Mong, a second-generation owner, worked as a service agent himself and knows the importance of providing quality services. His company offers 24-hour customer service and a maintenance membership program, in which a service crew will visit a customer once a year to flush water heaters, check air pressure or chlorinate the well.
“We try to take that worry and concern out,” Mong says. “We try to take care of those customers. We’ve got a ton of people on our membership, just because it is peace of mind. I know people are busy. They don’t think about it.”
Mong believes part of operating a good water business is investing in the 16 people who work for him – including four hours of training each week.
LEAD AND OTHER CONCERNS
At the end of November, the U.S. Environmental Protection Agency announced a proposal to accelerate the replacement of all lead service lines within 10 years.
Jennifer Johnson, area manager for the Struthers division at Aqua Ohio, says her company tests daily for lead to make certain the water system remains 100% in compliance with federal and state regulations.
Jeff LaRue, community relations manager, says Aqua Ohio has done work to identify where there may be lead pipes.

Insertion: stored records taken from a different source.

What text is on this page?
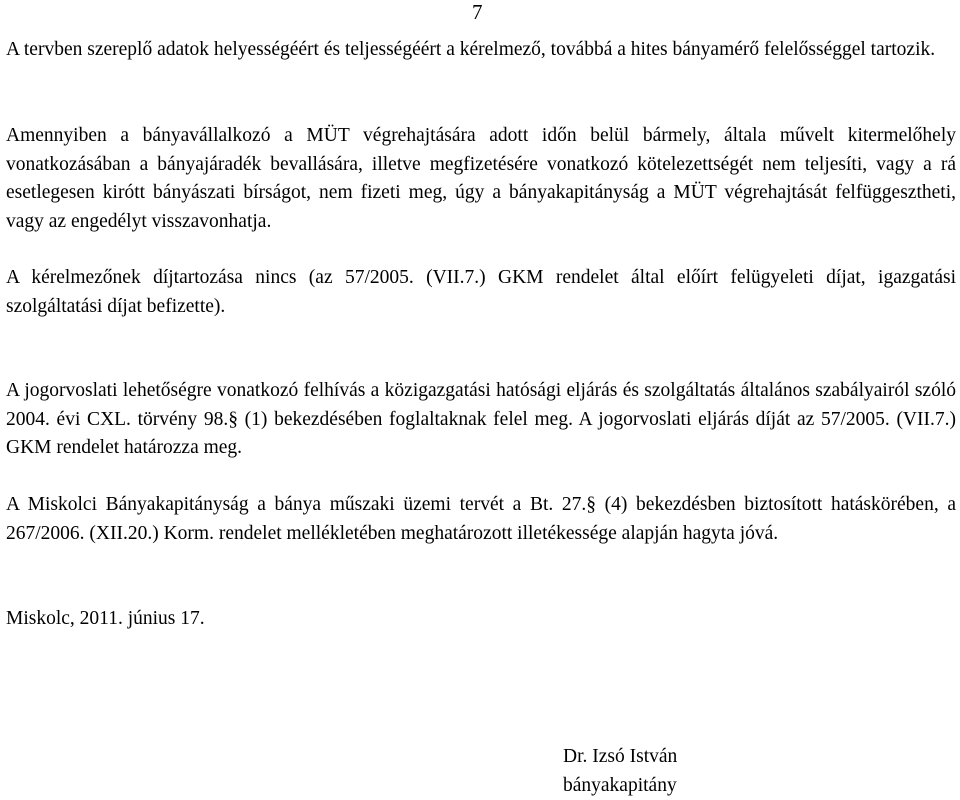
7

A tervben szereplő adatok helyességéért és teljességéért a kérelmező, továbbá a hites bányamérő felelősséggel tartozik.

Amennyiben a bányavállalkozó a MÜT végrehajtására adott időn belül bármely, általa művelt kitermelőhely vonatkozásában a bányajáradék bevallására, illetve megfizetésére vonatkozó kötelezettségét nem teljesíti, vagy a rá esetlegesen kirótt bányászati bírságot, nem fizeti meg, úgy a bányakapitányság a MÜT végrehajtását felfüggesztheti, vagy az engedélyt visszavonhatja.

A kérelmezőnek díjtartozása nincs (az 57/2005. (VII.7.) GKM rendelet által előírt felügyeleti díjat, igazgatási szolgáltatási díjat befizette).

A jogorvoslati lehetőségre vonatkozó felhívás a közigazgatási hatósági eljárás és szolgáltatás általános szabályairól szóló 2004. évi CXL. törvény 98.§ (1) bekezdésében foglaltaknak felel meg. A jogorvoslati eljárás díját az 57/2005. (VII.7.) GKM rendelet határozza meg.

A Miskolci Bányakapitányság a bánya műszaki üzemi tervét a Bt. 27.§ (4) bekezdésben biztosított hatáskörében, a 267/2006. (XII.20.) Korm. rendelet mellékletében meghatározott illetékessége alapján hagyta jóvá.

Miskolc, 2011. június 17.

Dr. Izsó István
bányakapitány
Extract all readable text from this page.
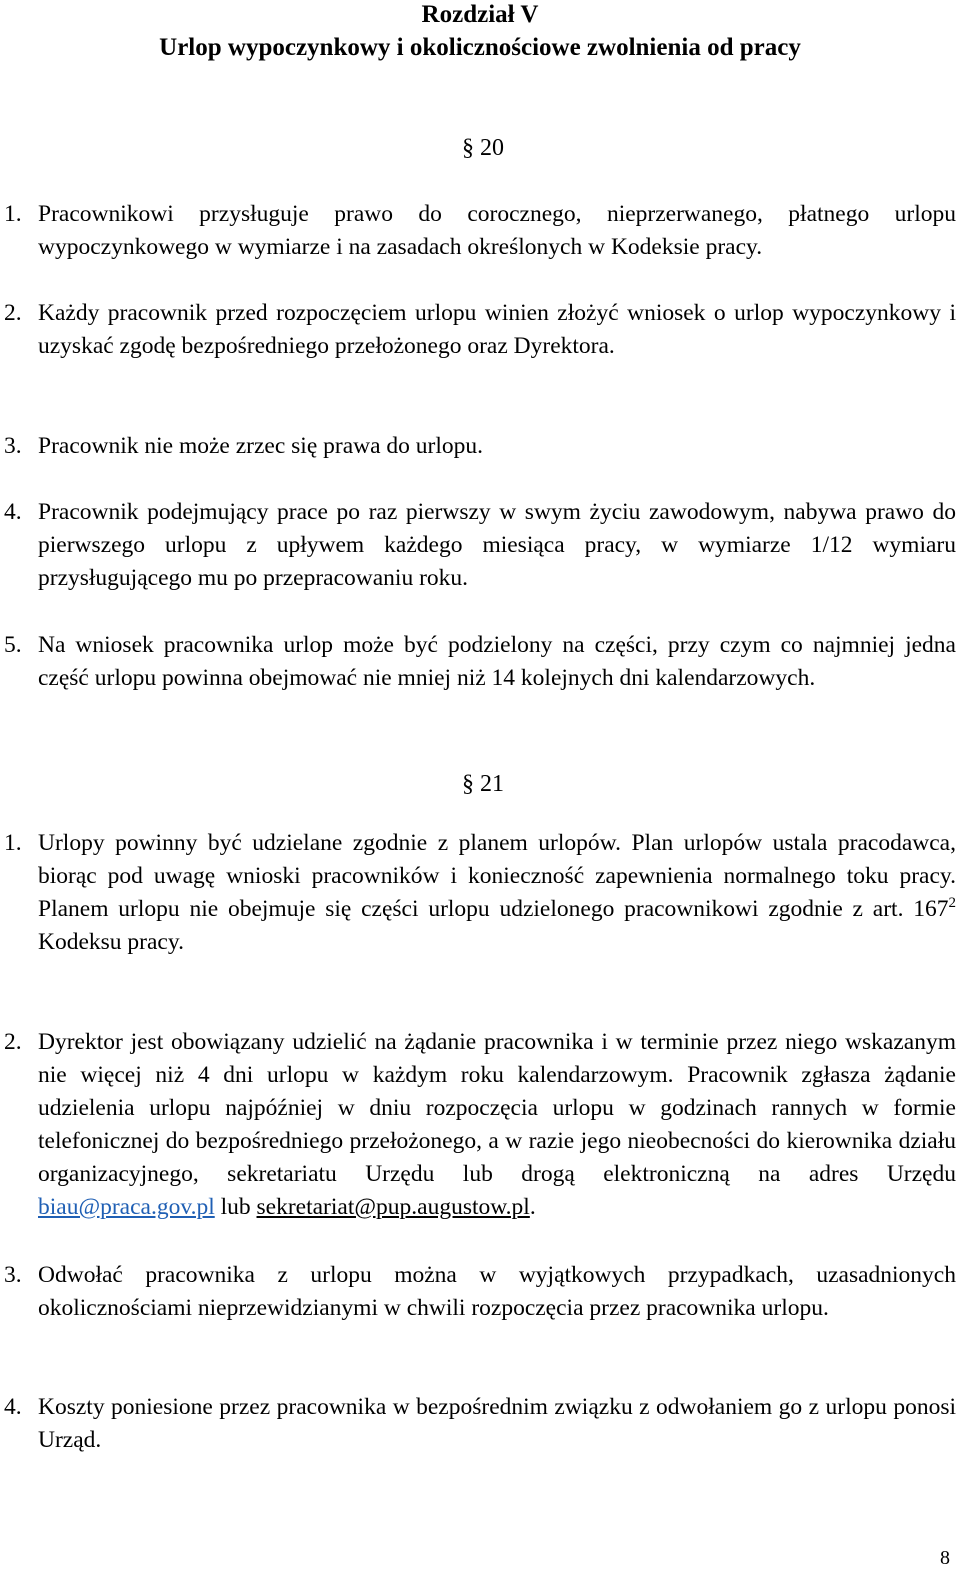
Rozdział V
Urlop wypoczynkowy i okolicznościowe zwolnienia od pracy
§ 20
1. Pracownikowi przysługuje prawo do corocznego, nieprzerwanego, płatnego urlopu wypoczynkowego w wymiarze i na zasadach określonych w Kodeksie pracy.
2. Każdy pracownik przed rozpoczęciem urlopu winien złożyć wniosek o urlop wypoczynkowy i uzyskać zgodę bezpośredniego przełożonego oraz Dyrektora.
3. Pracownik nie może zrzec się prawa do urlopu.
4. Pracownik podejmujący prace po raz pierwszy w swym życiu zawodowym, nabywa prawo do pierwszego urlopu z upływem każdego miesiąca pracy, w wymiarze 1/12 wymiaru przysługującego mu po przepracowaniu roku.
5. Na wniosek pracownika urlop może być podzielony na części, przy czym co najmniej jedna część urlopu powinna obejmować nie mniej niż 14 kolejnych dni kalendarzowych.
§ 21
1. Urlopy powinny być udzielane zgodnie z planem urlopów. Plan urlopów ustala pracodawca, biorąc pod uwagę wnioski pracowników i konieczność zapewnienia normalnego toku pracy. Planem urlopu nie obejmuje się części urlopu udzielonego pracownikowi zgodnie z art. $167^2$ Kodeksu pracy.
2. Dyrektor jest obowiązany udzielić na żądanie pracownika i w terminie przez niego wskazanym nie więcej niż 4 dni urlopu w każdym roku kalendarzowym. Pracownik zgłasza żądanie udzielenia urlopu najpóźniej w dniu rozpoczęcia urlopu w godzinach rannych w formie telefonicznej do bezpośredniego przełożonego, a w razie jego nieobecności do kierownika działu organizacyjnego, sekretariatu Urzędu lub drogą elektroniczną na adres Urzędu biau@praca.gov.pl lub sekretariat@pup.augustow.pl.
3. Odwołać pracownika z urlopu można w wyjątkowych przypadkach, uzasadnionych okolicznościami nieprzewidzianymi w chwili rozpoczęcia przez pracownika urlopu.
4. Koszty poniesione przez pracownika w bezpośrednim związku z odwołaniem go z urlopu ponosi Urząd.
8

Overall, Aqua Ohio emphasizes a proactive approach to maintaining the system – finding flaws and making repairs before multiple breaks occur, they say. The company evaluates the system every four or five years, then meets with the community to explain its proposed capital investment plan and the corresponding rates.
Johnson says Aqua Ohio has committed to spending $27 million on upgrades to the system from 2022 to 2025. These include water main replacements, upgrades to the treatment plant and pump stations, water storage tower painting and upgrades to its dam and reservoir.
“If we do everything right, people forget about us,” LaRue says. “Our infrastructure is underground and they don’t really think about us until they turn the tap and the water’s not there. We do what we can to stay invisible.”
Aqua Ohio serves Struthers, Lowellville, Poland and New Middletown. It recently added Campbell. In addition, Aqua Ohio serves portions of Beaver, Boardman, Canfield, Coitsville, Poland and Springfield townships.
Providing 1.7 billion gallons of treated water each year, the company operates 24 hours a day, seven days a week, with 24 employees, which Johnson considers a mark of efficiency.
“Our team has a 115-year local legacy of providing safe, reliable service at a reasonable price,” says Robert Davis, president of Aqua Ohio. “We have unmatched water quality expertise and invest in our treatment and distribution system at a higher rate per customer than others. In fact, we’re averaging approximately $7 million a year in infrastructure to assure reliable service to our 23,000 local customers.”
Pictured at top: Travis Mong says his business recently expanded by purchasing two companies.